Wednesday, 17 May 2017

Time to talk

When friends come from the city, what do you show them around Riddells Creek? Our friend Tom was up recently staying for a night and a day of talk, and the market was on so of course that was the big expedition Saturday morning. Tom used to live at Macedon but after a year overseas, he's now confined to an expensive terrace - rented - in North Melbourne. He used to come to the Riddells Market, so when we walked into that grassy square of awnings and began our stroll around, he said he felt like he'd come home. It wasn't only the produce that lifted his spirits, but the people - the producers selling what they themselves had made, keen to talk about their wares, in fact, happy to converse.

Now where else to you get that, in a public place? People proud of what they are doing, happy to talk, making the time to talk? I introduced Tom to Lachlan, who helps organise the market, and they sat at a table in the sunshine and had a natter while I went off for a long conversation with the chook man, who only comes occasionally to Riddells, but who I found does a run through our town on Wednesdays as he comes back from his abattoir, and would happily drop off a beast if I gave him a call. Beautiful birds, plump and sweet fleshed.

It got me thinking how the life of a town is in its conversations. Not the private conversations we have in our homes when friends come over, but the conversation in public places. At the newsagent with our feisty post mistress, or standing outside the supermarket, catching up with my neighbour from the end of Gap Road. And then there are the conversations at events like the Market, and the football, and in the classes in the Neighbourhood House, and so on. Beneath the surface layer of neat houses and shops, there's another world of connections and conviviality, and that is our common life.

Riddells Landcare has filled out its calendar for the year. Before this piece goes to press, there's a morning Saturday 6th May, organised with Greening of Riddell, where we will assess the health of Riddells creek with one of the people from the Waterwatch program, counting and identifying bugs in samples of water drawn from the edge of the creek. Great sport for kids … and a chance for idle conversation amongst the adults. 

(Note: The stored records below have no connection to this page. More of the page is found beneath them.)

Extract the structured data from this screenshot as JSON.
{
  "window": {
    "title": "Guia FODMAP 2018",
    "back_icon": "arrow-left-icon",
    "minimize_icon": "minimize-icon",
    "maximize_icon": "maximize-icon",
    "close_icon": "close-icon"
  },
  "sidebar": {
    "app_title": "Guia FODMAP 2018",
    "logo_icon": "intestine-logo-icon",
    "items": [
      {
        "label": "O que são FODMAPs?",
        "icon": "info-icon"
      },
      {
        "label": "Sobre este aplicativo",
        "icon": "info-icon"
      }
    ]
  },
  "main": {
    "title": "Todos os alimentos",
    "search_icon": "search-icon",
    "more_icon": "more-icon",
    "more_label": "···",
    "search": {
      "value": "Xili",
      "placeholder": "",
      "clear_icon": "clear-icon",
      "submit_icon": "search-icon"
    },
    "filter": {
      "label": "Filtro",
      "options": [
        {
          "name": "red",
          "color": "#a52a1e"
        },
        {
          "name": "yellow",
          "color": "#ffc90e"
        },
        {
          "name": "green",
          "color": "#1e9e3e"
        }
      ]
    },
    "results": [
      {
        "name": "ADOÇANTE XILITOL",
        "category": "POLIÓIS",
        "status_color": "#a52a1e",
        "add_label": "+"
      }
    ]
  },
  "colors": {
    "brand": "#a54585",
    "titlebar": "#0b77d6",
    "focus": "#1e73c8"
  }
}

Then 20th May, we'll be visiting the Bradley's place on Wheelwrights Road to see how the gorse slashing and replanting is going. And to have afternoon tea together.  Sunday 4th June, 10-12, 288 Gap Road, you're invited to a working bee in Barrm Birrm, dedicated to digging out pittosporum (bring your mattock), and to conversation. 

If you miss that, don't worry, there's the AGM 13th August 2-4, the Spring working bee, Sunday 17th September 10-12, and the Big Walk, Sunday 15th October, where all the way from the snowgums at the top of the Macedon range to the grassy plains beside Riddells Creek you will have an opportunity to weave in and out of conversations with a mob of like-minded persons.
To keep up with these events, $15 will give you membership of our locally owned and locally run Riddells Creek Landcare. 

Like those producers at the Farmers Market, we're proud of what we do, and we've always got time to talk.